Наутро, когда делавший операцию его императорскому высочеству хирург Гюбюнет зашел проведать своего высокопоставленного пациента, он застал там удивительную картину. Славящаяся своей строгостью сестра Валеева сидела подле Алексея Михайловича и кормила его с ложечки крепким куриным бульоном. Пациенту, очевидно, было гораздо лучше, и он ел хоть и с трудом, но не без удовольствия. Пораженный этой картиной врач некоторое время пробыл в ступоре, но затем довольно покивал головой и махнул рукой, дескать, не буду вам мешать. Дождавшись конца кормежки, он осмотрел Алешу и нашел его состояние превосходным. Выйдя из палаты, он застал прелюбопытнейшую картину, которой, впрочем, не придал значения. Старый матрос, как видно, делал внушение молодому слуге, слушавшему того с немалым недоумением.
– Архипыч, – не выдержав, спросил старика мучимый любопытством Ванька, – а почто ты меня ночью за этой сестричкой послал?
– А что, худо получилось? – усмехнулся тот в ответ.
– Да не худо, да только он ведь не ее звал?
– Вот что я тебе скажу, тля худая, – нахмурился старик, – ежели ты когда хоть словом, хоть взглядом обмолвишься при барышне, что он Кейку звал, так я тебе богом клянусь – не доживешь до моих седин!
– Да как же…
– Да никак!
На третий день состояние Алеши настолько улучшилось, что к нему пустили приехавшего его навестить адмирала Иессена.
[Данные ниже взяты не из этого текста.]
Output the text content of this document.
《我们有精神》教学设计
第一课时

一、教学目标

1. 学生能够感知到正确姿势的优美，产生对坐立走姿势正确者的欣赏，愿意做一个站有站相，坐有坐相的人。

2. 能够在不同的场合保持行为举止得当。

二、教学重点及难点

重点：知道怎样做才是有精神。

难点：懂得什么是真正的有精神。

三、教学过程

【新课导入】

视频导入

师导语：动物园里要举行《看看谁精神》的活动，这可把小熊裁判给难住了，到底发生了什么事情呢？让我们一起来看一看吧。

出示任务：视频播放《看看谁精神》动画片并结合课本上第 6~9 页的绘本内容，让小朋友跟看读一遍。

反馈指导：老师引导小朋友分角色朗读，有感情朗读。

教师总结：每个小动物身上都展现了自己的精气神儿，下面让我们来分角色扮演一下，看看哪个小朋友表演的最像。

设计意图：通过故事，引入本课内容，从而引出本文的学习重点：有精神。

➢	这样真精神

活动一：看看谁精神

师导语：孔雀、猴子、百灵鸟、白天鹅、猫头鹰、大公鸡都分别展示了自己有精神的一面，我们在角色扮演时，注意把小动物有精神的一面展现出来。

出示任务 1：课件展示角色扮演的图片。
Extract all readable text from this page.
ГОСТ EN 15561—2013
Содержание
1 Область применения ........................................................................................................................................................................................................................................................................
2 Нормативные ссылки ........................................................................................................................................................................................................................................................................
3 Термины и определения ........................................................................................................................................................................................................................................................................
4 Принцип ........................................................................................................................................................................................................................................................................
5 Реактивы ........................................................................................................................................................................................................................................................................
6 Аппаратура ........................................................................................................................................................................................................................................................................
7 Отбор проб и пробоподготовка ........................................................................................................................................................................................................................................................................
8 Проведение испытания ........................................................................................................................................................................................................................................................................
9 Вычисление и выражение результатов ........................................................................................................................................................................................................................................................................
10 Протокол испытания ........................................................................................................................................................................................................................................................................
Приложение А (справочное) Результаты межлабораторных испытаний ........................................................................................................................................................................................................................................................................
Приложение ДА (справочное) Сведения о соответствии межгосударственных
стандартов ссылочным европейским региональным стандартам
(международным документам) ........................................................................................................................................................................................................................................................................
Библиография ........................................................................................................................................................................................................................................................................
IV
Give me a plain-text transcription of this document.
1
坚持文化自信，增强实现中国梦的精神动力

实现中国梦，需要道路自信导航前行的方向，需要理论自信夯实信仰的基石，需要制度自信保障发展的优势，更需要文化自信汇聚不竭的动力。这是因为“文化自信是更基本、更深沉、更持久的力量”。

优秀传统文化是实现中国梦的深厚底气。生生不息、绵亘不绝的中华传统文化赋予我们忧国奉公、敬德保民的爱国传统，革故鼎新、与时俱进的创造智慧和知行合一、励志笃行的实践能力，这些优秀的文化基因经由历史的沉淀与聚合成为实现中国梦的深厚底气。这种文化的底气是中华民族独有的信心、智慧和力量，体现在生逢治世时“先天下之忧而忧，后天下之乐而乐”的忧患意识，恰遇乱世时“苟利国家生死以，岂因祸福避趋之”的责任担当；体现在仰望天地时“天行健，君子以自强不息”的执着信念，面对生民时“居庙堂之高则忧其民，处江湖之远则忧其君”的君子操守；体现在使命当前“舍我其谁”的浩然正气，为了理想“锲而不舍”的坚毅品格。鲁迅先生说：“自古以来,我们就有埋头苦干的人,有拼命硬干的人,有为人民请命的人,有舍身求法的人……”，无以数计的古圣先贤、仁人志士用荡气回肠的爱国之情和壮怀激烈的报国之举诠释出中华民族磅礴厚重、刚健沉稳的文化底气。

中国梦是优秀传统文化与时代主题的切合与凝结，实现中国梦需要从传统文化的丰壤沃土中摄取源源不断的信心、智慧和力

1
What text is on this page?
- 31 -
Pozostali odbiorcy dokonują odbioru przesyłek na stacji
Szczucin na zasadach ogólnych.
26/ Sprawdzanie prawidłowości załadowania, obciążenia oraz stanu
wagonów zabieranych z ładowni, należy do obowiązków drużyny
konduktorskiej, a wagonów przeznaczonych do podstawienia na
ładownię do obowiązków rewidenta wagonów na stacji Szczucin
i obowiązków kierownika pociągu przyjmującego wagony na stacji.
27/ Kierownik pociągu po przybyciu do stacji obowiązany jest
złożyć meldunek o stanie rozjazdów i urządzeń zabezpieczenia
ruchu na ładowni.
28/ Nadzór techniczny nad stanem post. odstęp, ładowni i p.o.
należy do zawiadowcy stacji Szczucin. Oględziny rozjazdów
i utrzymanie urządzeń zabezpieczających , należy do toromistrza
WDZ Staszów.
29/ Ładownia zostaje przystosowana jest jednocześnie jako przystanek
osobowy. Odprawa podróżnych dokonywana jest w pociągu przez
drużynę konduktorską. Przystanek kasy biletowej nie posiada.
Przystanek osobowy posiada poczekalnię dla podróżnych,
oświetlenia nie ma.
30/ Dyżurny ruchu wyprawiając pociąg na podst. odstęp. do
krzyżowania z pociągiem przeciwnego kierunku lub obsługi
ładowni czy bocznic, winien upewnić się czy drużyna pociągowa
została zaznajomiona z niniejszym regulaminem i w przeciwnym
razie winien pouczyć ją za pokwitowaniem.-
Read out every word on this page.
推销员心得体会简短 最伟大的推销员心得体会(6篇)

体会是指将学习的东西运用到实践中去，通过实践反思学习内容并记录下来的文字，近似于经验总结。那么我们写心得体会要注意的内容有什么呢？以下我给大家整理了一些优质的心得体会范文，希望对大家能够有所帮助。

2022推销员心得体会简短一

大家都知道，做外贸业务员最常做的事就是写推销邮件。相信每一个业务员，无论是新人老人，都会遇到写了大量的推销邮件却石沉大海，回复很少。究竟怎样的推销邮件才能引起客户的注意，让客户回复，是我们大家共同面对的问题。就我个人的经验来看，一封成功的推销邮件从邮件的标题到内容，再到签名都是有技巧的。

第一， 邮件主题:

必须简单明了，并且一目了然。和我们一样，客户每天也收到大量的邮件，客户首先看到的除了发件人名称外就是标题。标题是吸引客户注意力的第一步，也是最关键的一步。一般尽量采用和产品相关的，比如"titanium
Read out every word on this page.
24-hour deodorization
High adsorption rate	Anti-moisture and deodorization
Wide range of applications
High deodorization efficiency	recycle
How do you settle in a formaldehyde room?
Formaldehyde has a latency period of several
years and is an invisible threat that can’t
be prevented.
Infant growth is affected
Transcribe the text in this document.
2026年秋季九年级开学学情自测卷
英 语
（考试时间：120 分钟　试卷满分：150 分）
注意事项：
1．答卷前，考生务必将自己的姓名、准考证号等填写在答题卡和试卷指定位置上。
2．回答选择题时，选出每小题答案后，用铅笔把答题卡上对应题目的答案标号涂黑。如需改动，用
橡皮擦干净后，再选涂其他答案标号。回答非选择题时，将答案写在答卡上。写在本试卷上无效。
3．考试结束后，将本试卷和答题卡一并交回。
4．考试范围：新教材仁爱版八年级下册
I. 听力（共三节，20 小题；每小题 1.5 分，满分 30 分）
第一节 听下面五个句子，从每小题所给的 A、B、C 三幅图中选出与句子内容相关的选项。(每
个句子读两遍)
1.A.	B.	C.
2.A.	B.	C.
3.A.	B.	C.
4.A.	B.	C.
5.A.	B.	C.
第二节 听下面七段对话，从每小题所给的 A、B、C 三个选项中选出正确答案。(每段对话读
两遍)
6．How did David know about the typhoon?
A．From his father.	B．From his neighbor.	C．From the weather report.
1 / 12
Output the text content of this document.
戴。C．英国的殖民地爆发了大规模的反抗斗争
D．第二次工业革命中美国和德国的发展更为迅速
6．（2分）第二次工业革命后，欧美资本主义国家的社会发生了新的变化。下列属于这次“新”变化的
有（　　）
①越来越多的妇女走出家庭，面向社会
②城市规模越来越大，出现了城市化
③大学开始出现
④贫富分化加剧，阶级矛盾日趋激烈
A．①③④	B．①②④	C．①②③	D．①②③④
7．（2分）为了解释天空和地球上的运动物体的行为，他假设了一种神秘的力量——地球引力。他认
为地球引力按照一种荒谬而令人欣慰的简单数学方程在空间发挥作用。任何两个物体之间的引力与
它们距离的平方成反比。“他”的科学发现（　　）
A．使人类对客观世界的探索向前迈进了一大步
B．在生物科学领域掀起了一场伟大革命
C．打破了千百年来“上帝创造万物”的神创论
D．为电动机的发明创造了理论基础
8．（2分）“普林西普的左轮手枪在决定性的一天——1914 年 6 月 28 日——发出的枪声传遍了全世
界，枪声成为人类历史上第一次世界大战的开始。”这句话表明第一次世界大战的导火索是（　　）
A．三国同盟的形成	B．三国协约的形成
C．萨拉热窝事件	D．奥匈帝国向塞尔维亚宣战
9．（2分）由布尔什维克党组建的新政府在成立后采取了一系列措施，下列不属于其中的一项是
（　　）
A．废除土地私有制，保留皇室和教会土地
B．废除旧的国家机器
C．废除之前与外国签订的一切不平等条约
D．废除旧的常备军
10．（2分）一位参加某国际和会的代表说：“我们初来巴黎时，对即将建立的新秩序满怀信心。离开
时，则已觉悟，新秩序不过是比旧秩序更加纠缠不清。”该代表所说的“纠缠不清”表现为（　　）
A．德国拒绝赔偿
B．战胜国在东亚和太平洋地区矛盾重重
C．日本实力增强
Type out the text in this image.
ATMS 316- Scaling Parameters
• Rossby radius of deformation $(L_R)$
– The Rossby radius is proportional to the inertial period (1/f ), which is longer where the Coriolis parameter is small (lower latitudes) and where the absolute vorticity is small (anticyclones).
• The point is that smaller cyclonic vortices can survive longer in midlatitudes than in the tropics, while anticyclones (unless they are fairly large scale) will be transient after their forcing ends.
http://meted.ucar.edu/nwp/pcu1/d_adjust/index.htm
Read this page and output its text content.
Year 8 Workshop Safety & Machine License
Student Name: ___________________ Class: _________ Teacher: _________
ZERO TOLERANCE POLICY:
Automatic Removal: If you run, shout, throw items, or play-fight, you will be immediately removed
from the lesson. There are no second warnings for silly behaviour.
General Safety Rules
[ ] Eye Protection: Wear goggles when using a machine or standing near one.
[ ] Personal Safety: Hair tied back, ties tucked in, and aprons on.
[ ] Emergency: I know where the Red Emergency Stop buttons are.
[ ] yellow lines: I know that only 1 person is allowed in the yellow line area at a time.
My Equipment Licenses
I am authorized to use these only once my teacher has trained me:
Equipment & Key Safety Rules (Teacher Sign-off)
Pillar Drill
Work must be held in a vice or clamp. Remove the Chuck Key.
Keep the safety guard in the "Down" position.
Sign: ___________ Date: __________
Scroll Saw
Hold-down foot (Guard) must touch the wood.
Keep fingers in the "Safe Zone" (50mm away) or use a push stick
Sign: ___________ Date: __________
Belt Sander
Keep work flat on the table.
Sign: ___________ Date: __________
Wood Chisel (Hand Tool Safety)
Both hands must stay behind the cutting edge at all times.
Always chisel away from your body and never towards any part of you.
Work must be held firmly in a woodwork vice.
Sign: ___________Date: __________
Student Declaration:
– Лежите-лежите, голубчик, – воскликнул Карл Петрович, увидев, как заерзал его флаг-капитан. – Ох, и напугали вы нас, ваше императорское высочество!
– Чем закончился бой? – тихо, почти шепотом, спросил великий князь.
– Как, – удивился командующий эскадрой, – вам ничего не сказали?
– Увы, даже Ванька с Архипычем молчат.
– Это им, верно, доктора запретили, – засмеялся Иессен.
– Мне уже лучше, и я вполне могу выдержать любые известия, даже самые ужасные.